New Yorker illustration by Justin Renteria; used by permission
Sen. Tom Cotton (R-Ark.), 40 — who "plays successfully to the warring constituencies of the Republican Party" — gets a seven-page spread in The New Yorker, with a piece by Jeffrey Toobin, who traveled to the cow-calf farm in Yell County, Arkansas, where the senator grew up:
Why he matters: "Cotton appears to be a hybrid of insurgent and old guard ... As Bannon put it, 'How many guys in town can give a speech at the Council on Foreign Relations and also get kudos in the pages of Breitbart? The answer is, one guy.'"
"[S]everal Republican Senators have denounced Trump ... Cotton has made a different bet, offering only the gentlest of criticisms of the President. When ... I asked Cotton about one or another of Trump's controversial statements or tweets, he always responded in the same manner. 'The President puts things sometimes in a way that I would not.'"

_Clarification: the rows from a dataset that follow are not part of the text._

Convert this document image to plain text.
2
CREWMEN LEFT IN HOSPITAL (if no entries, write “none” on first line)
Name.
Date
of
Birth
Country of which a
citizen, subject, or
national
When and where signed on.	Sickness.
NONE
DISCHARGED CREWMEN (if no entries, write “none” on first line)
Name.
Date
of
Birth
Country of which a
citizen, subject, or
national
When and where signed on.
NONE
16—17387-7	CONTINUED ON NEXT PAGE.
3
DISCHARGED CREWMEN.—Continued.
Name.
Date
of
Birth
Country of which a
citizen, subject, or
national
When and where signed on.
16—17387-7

Cotton influences Trump "from behind the scenes. [Steve] Bannon told me, 'He spent a lot of time in my little war room, and he gave us a lot of good advice. He was the one who told us about John Kelly,' the former Marine Corps general who is now Trump's chief of staff. ... In recent months, ... Cotton's influence has become more apparent, as Trump has embraced some of his most high-profile positions."
What's next: "The only thing everyone agrees on is that he wants to be President someday."